Неожиданно в разгар застолья у девушек
возник жгучий интерес к персоне Бориса Палия. Поистине, женщина –
вечная тайна, непредсказуемая, не знаешь – как, чем вызвать
ее интерес. Боре в тот вечер это удалось с лихвой.
На столах, по нашим меркам, имелось все, чего только душа пожелает.
Мама Славика, конечно, расстаралась, но и наши девушки вместе
с хозяйкой дома тоже много чего напекли, нажарили, натушили. Отсутствием
аппетита не страдал никто, кроме обиженного Славика. Несмотря
на горящие глаза и накалявшиеся страсти, все вокруг уплетали
за обе щеки, но девушкам, даже на этом активном фоне, бросился
в глаза аппетит нашего друга Бори. Девушки затеяли азартную игру,
соперничество – они любезно, с улыбкой стали наперебой
обращаться к нему: «Боря, Боренька, пожалуйста, съешь это, попробуй то,
это я пекла», – и протягивали то аппетитное ребрышко,
то куриную ножку, то грудку гуся или утки.
Кто-то подкладывал ему, глядя ласково в глаза, блинчики,
фаршированные мясом, кто-то подсовывал домашние соленья для аппетита,
иная спешила подлить рюмочку, не дожидаясь очередного тоста. Короче,
сияющий Боря затмил всех, оказался в центре внимания.
Вуккерт, знавший аппетиты Палия,
даже ехидно заметил: «Не думал, что порок так легко возводится
в добродетель», – но его никто не слышал.
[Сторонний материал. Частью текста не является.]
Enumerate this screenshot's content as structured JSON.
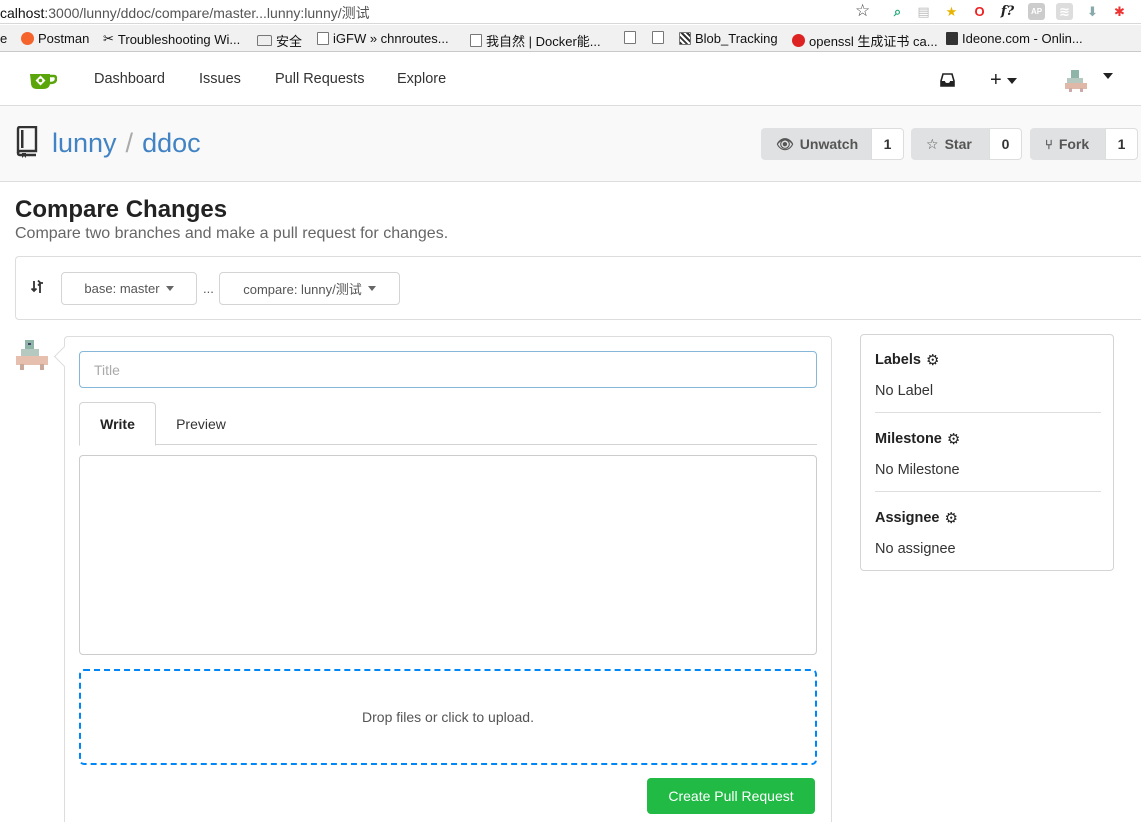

Спас ситуацию Рашат Гайфулин.
Он вынес на большом блюде из вокзального ресторана, откуда была
и большая часть посуды, плов, посыпанный рубиновыми зернышками граната. Рашат чуть ли не силой вернул девушек
на свои места, приговаривая при этом: «Плов ждать не любит, плов
едят горячим, баранина быстро остывает». Чего-чего, а плова,
да такого аппетитного, никто не ожидал, для каждого Рашат припас по замечательной косточке. В комнате
запахло восточными приправами, в рисе мелькали какие-то черные
зернышки, и Рашат небрежно давал
пояснения – это барбарис, это зра, это дашнабадские гранаты, и мы вмиг перенеслись
на Восток. Я тут же включил на всю мощность соответствующее
моменту популярное в ту пору «Арабское танго» знаменитого Батыра Закирова. Забегая вперед, скажу: я не предполагал
в ту минуту, что лет через семь-восемь мне доведется общаться
с Батыром Закировым накоротке, а позже наши
сыновья будут учиться в одном классе.
Так закончилась получасовая слава Палия,
и виной тому – плов. Это был звездный час Бориса, его окружал
такой гарем! Всю жизнь, попадая на богатые застолья, я мысленно
говорил себе: вот сюда бы Борю! Особенно часто я стал повторять эту
фразу, когда открылись границы, и на морских курортах Испании,
Италии, Греции, в Китае и на Лазурном берегу, где я отдыхал
с супругой, нам предлагались щедрые, порою фантастические шведские столы.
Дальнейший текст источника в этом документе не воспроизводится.